1. Ports
  2. Port 2895

What Port 2895 Is

Port 2895 is registered in the IANA Service Name and Transport Protocol Port Number Registry as NATUS LINK, assigned to Natus Medical — a company that makes neurological monitoring equipment: EEG systems, EMG analyzers, sleep study tools, and newborn brain monitors.1

The registration covers both TCP and UDP. Beyond the name and assignee, IANA documents nothing further about the protocol itself. NATUS LINK is a proprietary, internal communication protocol — not a public standard, not an RFC, not something you'll find a specification for.

What the Registered Port Range Means

Port 2895 sits in the registered ports range (1024–49151). This range is managed by IANA: companies and developers apply to reserve a port number for a specific service, and IANA records the assignment. It's a reservation system, not an enforcement system.

A registered port means:

  • Someone asked IANA to record a name against this number
  • The registration prevents two IANA-registered services from colliding on the same number
  • It says nothing about how widely the protocol is deployed, or whether the protocol is documented publicly

Thousands of ports in this range are registered to proprietary enterprise or medical software that most of the world will never encounter. Port 2895 is one of them.

Natus Medical's software suite — NeuroWorks, SleepWorks, Natus Elite — connects neurological monitoring hardware to clinical workstations and hospital networks. Their systems handle EEG waveform capture, sleep study recordings, and EMG signal analysis.2

NATUS LINK is almost certainly the internal protocol these applications use to communicate: device-to-workstation, workstation-to-workstation, or software component-to-component. You would only see traffic on port 2895 if Natus Medical software is installed and running on the network.

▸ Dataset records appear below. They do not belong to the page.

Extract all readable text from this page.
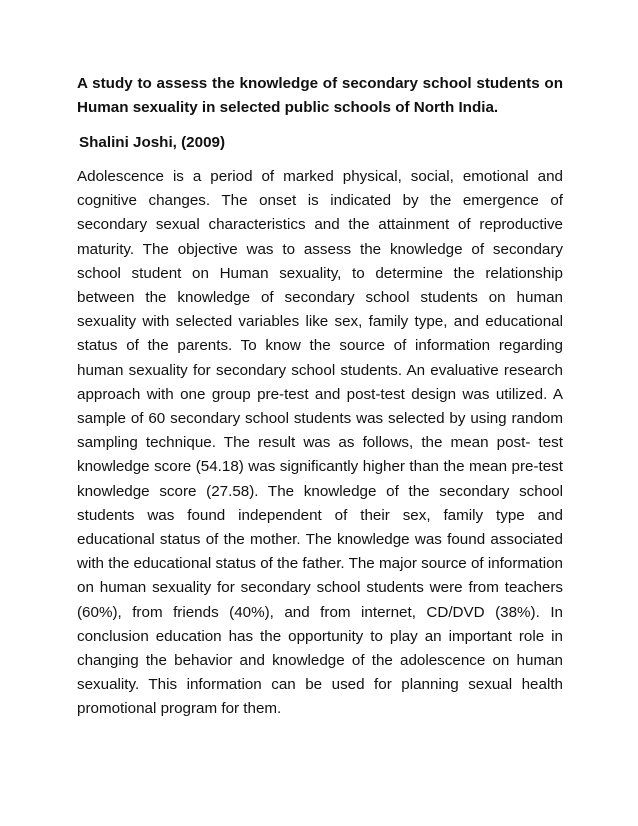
A study to assess the knowledge of secondary school students on Human sexuality in selected public schools of North India.

Shalini Joshi, (2009)

Adolescence is a period of marked physical, social, emotional and cognitive changes. The onset is indicated by the emergence of secondary sexual characteristics and the attainment of reproductive maturity. The objective was to assess the knowledge of secondary school student on Human sexuality, to determine the relationship between the knowledge of secondary school students on human sexuality with selected variables like sex, family type, and educational status of the parents. To know the source of information regarding human sexuality for secondary school students. An evaluative research approach with one group pre-test and post-test design was utilized. A sample of 60 secondary school students was selected by using random sampling technique. The result was as follows, the mean post- test knowledge score (54.18) was significantly higher than the mean pre-test knowledge score (27.58). The knowledge of the secondary school students was found independent of their sex, family type and educational status of the mother. The knowledge was found associated with the educational status of the father. The major source of information on human sexuality for secondary school students were from teachers (60%), from friends (40%), and from internet, CD/DVD (38%). In conclusion education has the opportunity to play an important role in changing the behavior and knowledge of the adolescence on human sexuality. This information can be used for planning sexual health promotional program for them.
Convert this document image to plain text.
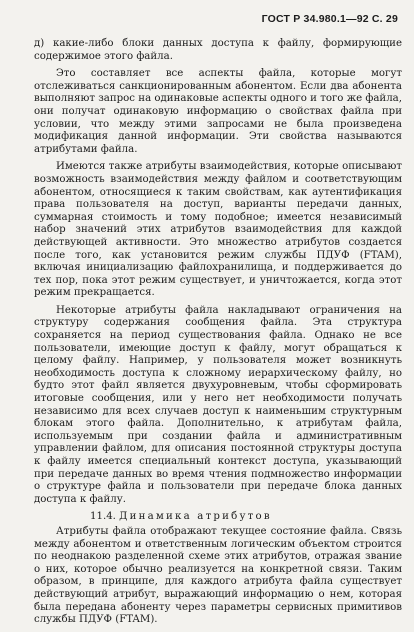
ГОСТ Р 34.980.1—92 С. 29

д) какие-либо блоки данных доступа к файлу, формирующие содержимое этого файла.

Это составляет все аспекты файла, которые могут отслеживаться санкционированным абонентом. Если два абонента выполняют запрос на одинаковые аспекты одного и того же файла, они получат одинаковую информацию о свойствах файла при условии, что между этими запросами не была произведена модификация данной информации. Эти свойства называются атрибутами файла.

Имеются также атрибуты взаимодействия, которые описывают возможность взаимодействия между файлом и соответствующим абонентом, относящиеся к таким свойствам, как аутентификация права пользователя на доступ, варианты передачи данных, суммарная стоимость и тому подобное; имеется независимый набор значений этих атрибутов взаимодействия для каждой действующей активности. Это множество атрибутов создается после того, как установится режим службы ПДУФ (FTAM), включая инициализацию файлохранилища, и поддерживается до тех пор, пока этот режим существует, и уничтожается, когда этот режим прекращается.

Некоторые атрибуты файла накладывают ограничения на структуру содержания сообщения файла. Эта структура сохраняется на период существования файла. Однако не все пользователи, имеющие доступ к файлу, могут обращаться к целому файлу. Например, у пользователя может возникнуть необходимость доступа к сложному иерархическому файлу, но будто этот файл является двухуровневым, чтобы сформировать итоговые сообщения, или у него нет необходимости получать независимо для всех случаев доступ к наименьшим структурным блокам этого файла. Дополнительно, к атрибутам файла, используемым при создании файла и административным управлении файлом, для описания постоянной структуры доступа к файлу имеется специальный контекст доступа, указывающий при передаче данных во время чтения подмножество информации о структуре файла и пользователи при передаче блока данных доступа к файлу.

11.4. Динамика атрибутов

Атрибуты файла отображают текущее состояние файла. Связь между абонентом и ответственным логическим объектом строится по неоднакою разделенной схеме этих атрибутов, отражая звание о них, которое обычно реализуется на конкретной связи. Таким образом, в принципе, для каждого атрибута файла существует действующий атрибут, выражающий информацию о нем, которая была передана абоненту через параметры сервисных примитивов службы ПДУФ (FTAM).
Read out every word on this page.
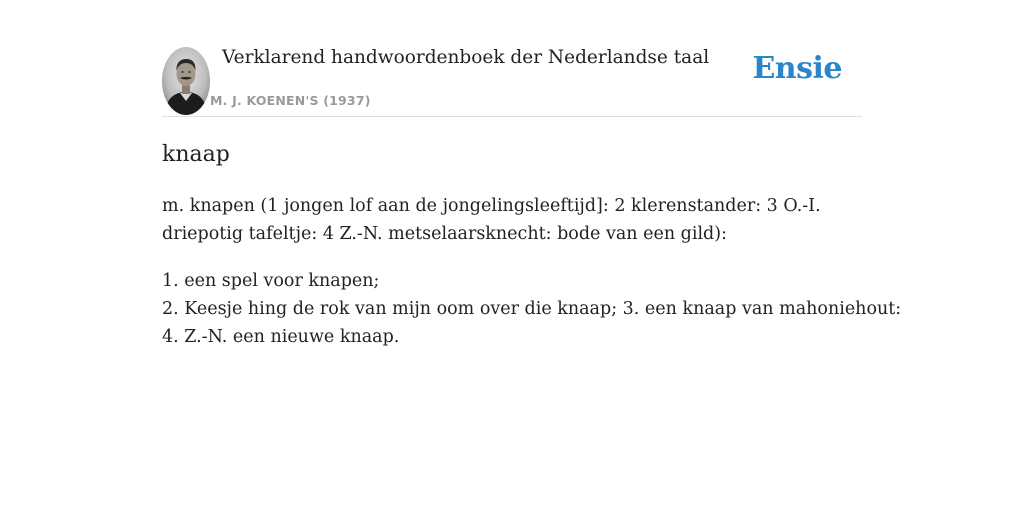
Verklarend handwoordenboek der Nederlandse taal
M. J. KOENEN'S (1937)
Ensie
knaap

m. knapen (1 jongen lof aan de jongelingsleeftijd]: 2 klerenstander: 3 O.-I. driepotig tafeltje: 4 Z.-N. metselaarsknecht: bode van een gild):

1. een spel voor knapen;
2. Keesje hing de rok van mijn oom over die knaap; 3. een knaap van mahoniehout:
4. Z.-N. een nieuwe knaap.
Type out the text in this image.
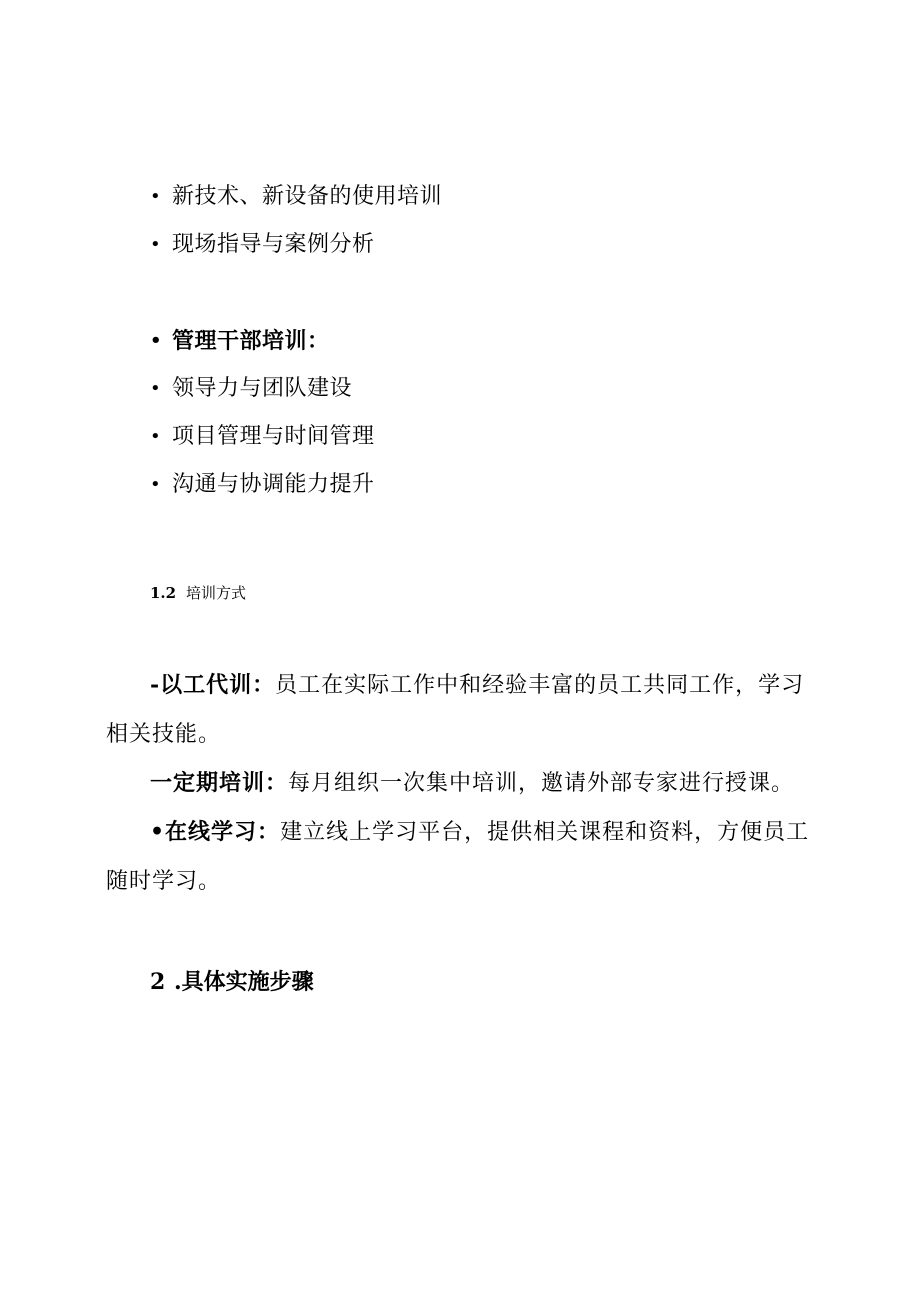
• 新技术、新设备的使用培训
• 现场指导与案例分析
• 管理干部培训：
• 领导力与团队建设
• 项目管理与时间管理
• 沟通与协调能力提升
1.2 培训方式
-以工代训：员工在实际工作中和经验丰富的员工共同工作，学习相关技能。
一定期培训：每月组织一次集中培训，邀请外部专家进行授课。
•在线学习：建立线上学习平台，提供相关课程和资料，方便员工随时学习。
2 .具体实施步骤
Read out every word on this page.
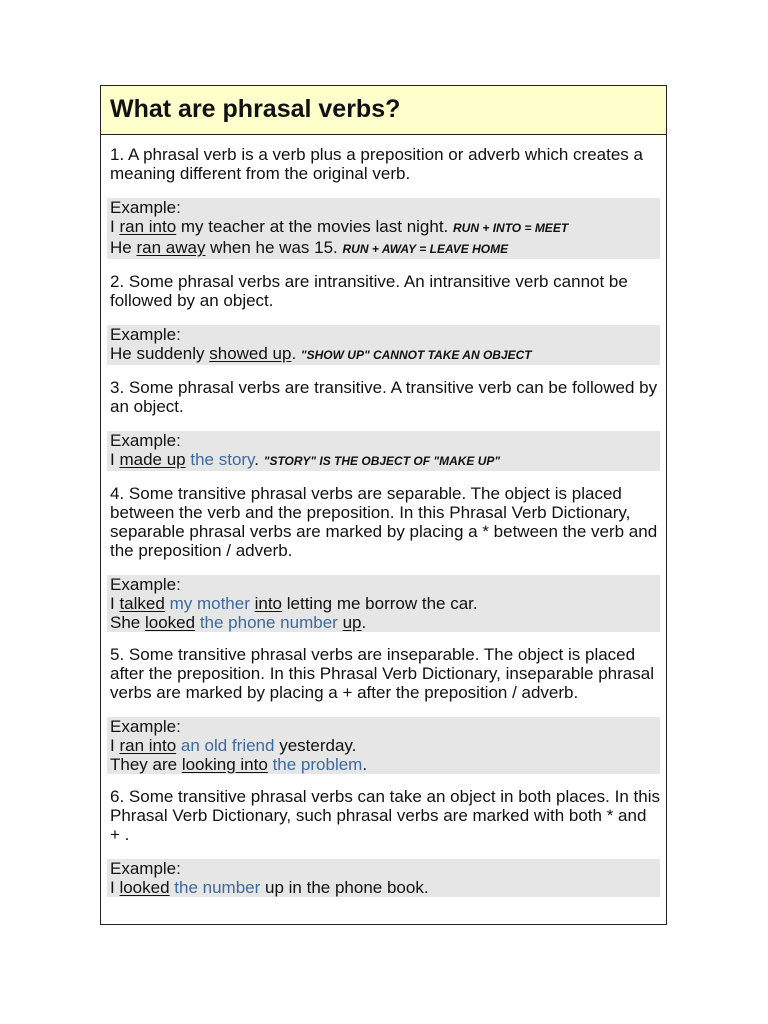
What are phrasal verbs?

1. A phrasal verb is a verb plus a preposition or adverb which creates a meaning different from the original verb.

Example:
I ran into my teacher at the movies last night. RUN + INTO = MEET
He ran away when he was 15. RUN + AWAY = LEAVE HOME

2. Some phrasal verbs are intransitive. An intransitive verb cannot be followed by an object.

Example:
He suddenly showed up. "SHOW UP" CANNOT TAKE AN OBJECT

3. Some phrasal verbs are transitive. A transitive verb can be followed by an object.

Example:
I made up the story. "STORY" IS THE OBJECT OF "MAKE UP"

4. Some transitive phrasal verbs are separable. The object is placed between the verb and the preposition. In this Phrasal Verb Dictionary, separable phrasal verbs are marked by placing a * between the verb and the preposition / adverb.

Example:
I talked my mother into letting me borrow the car.
She looked the phone number up.

5. Some transitive phrasal verbs are inseparable. The object is placed after the preposition. In this Phrasal Verb Dictionary, inseparable phrasal verbs are marked by placing a + after the preposition / adverb.

Example:
I ran into an old friend yesterday.
They are looking into the problem.

6. Some transitive phrasal verbs can take an object in both places. In this Phrasal Verb Dictionary, such phrasal verbs are marked with both * and + .

Example:
I looked the number up in the phone book.
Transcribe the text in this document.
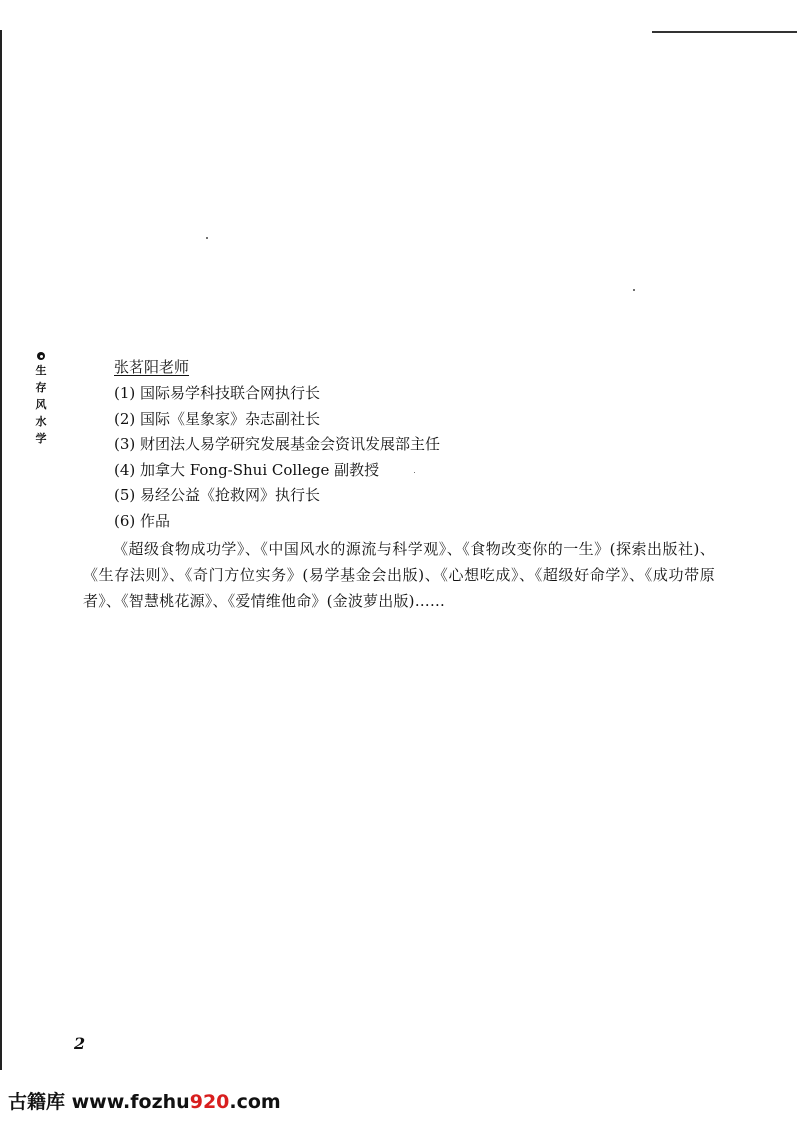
生
存
风
水
学
张茗阳老师
(1) 国际易学科技联合网执行长
(2) 国际《星象家》杂志副社长
(3) 财团法人易学研究发展基金会资讯发展部主任
(4) 加拿大 Fong-Shui College 副教授
(5) 易经公益《抢救网》执行长
(6) 作品
《超级食物成功学》、《中国风水的源流与科学观》、《食物改变你的一生》(探索出版社)、《生存法则》、《奇门方位实务》(易学基金会出版)、《心想吃成》、《超级好命学》、《成功带原者》、《智慧桃花源》、《爱情维他命》(金波萝出版)……
2
古籍库 www.fozhu920.com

If You See Port 2895 on Your System

If you see this port open and you're not running Natus Medical software, that's worth investigating. An unexpected open port in the registered range usually means:

  • An application you've forgotten about
  • A service that bound to this port incidentally (not NATUS LINK specifically — any application can use any unoccupied port)
  • Rarely, something you didn't install yourself

To check what's listening:

On Linux or macOS:

sudo ss -tlnp | grep 2895
# or
sudo lsof -i :2895

On Windows:

netstat -ano | findstr :2895

The PID shown maps to a process in Task Manager or via tasklist /fi "PID eq <pid>".

Why Unassigned-in-Practice Ports Matter

The IANA registry is comprehensive but imperfect. Many registered ports belong to products that were discontinued, companies that were acquired, or protocols that were never widely deployed. NATUS LINK is registered, but it's functionally invisible on the public Internet.

This matters because the registered port range is finite and first-come, first-served. Every port reserved by a proprietary medical device protocol is a port unavailable for something else. The system works because most registered protocols stay well-separated in practice — hospital equipment and consumer software don't typically compete for the same port numbers.

Port 2895 is a small piece of evidence that the Internet's port space is more crowded, and more specialized, than it appears.